Let $\mathcal E$ be a vector bundle over complex manifold $X$, without any metric anywhere, then one has a pairing $$(\Omega^{0,q} \otimes \mathcal E) \otimes (\Omega^{n,n-q} \otimes \mathcal E^*) \to \Omega^{n,n} \cong K_X,$$ which naturally induces a mapping $$\Omega^{0,q} \otimes \mathcal E \to (\Omega^{n,n-q})^* \otimes \mathcal E \otimes K_X.$$ Now choosing Riemann metric on $X$, and by some reason not using the fact $K_X$ is trivial, one gets a mapping $$\Omega^{0,q} \otimes \mathcal E \to \Omega^{n,n-q} \otimes \mathcal E \otimes K_X.$$
Its restriction to harmonic forms gives isomorphism $$\mathcal H^q(\mathcal E) \cong \mathcal H^{n-q}(\mathcal E \otimes K_X).$$
But everywhere there is a star over the second $\mathcal E$. What have I missed?

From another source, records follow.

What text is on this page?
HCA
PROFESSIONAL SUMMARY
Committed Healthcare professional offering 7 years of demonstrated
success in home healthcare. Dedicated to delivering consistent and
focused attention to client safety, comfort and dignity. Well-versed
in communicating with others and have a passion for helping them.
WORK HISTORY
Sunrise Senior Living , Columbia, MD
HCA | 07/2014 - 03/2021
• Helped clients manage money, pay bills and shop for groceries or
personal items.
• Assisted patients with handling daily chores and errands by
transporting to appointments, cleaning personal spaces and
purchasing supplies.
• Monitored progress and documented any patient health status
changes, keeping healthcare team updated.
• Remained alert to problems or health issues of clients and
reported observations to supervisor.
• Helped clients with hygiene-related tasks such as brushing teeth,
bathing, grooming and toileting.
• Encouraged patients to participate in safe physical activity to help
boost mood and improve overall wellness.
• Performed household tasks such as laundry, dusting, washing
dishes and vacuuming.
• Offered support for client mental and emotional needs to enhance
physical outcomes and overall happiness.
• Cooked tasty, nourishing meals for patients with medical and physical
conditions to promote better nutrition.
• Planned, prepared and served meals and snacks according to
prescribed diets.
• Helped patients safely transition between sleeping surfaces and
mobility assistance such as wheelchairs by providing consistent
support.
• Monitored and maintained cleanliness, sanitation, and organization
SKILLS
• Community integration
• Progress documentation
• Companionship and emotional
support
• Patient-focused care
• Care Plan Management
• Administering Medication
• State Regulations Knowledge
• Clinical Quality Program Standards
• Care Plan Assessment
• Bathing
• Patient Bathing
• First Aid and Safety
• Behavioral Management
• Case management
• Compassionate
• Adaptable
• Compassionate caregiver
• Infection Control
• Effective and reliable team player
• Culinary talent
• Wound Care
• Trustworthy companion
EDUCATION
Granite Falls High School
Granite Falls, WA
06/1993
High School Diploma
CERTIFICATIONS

There are some errors throughout. We start with a compact $n$-dimensional complex manifold $X$. First of all, $K_X \cong \Omega^n$ is the sheaf of holomorphic $n$-forms. Second, Serre duality actually gives us duality, not isomorphism, between $H^q(\Omega^p(\mathcal E))$ and $H^{n-q}(\Omega^{n-p}(\mathcal E^*))$. Via the Dolbeault isomorphism, this is a non-degenerate pairing $$H^{p,q}(\mathcal E) \otimes H^{n-p,n-q}(\mathcal E^*) \to H^{n,n}(X)\cong\mathbb C.$$The Dolbeault cohomology, in turn, can be represented by harmonic $(p,q)$-forms, once you introduce hermitian metrics.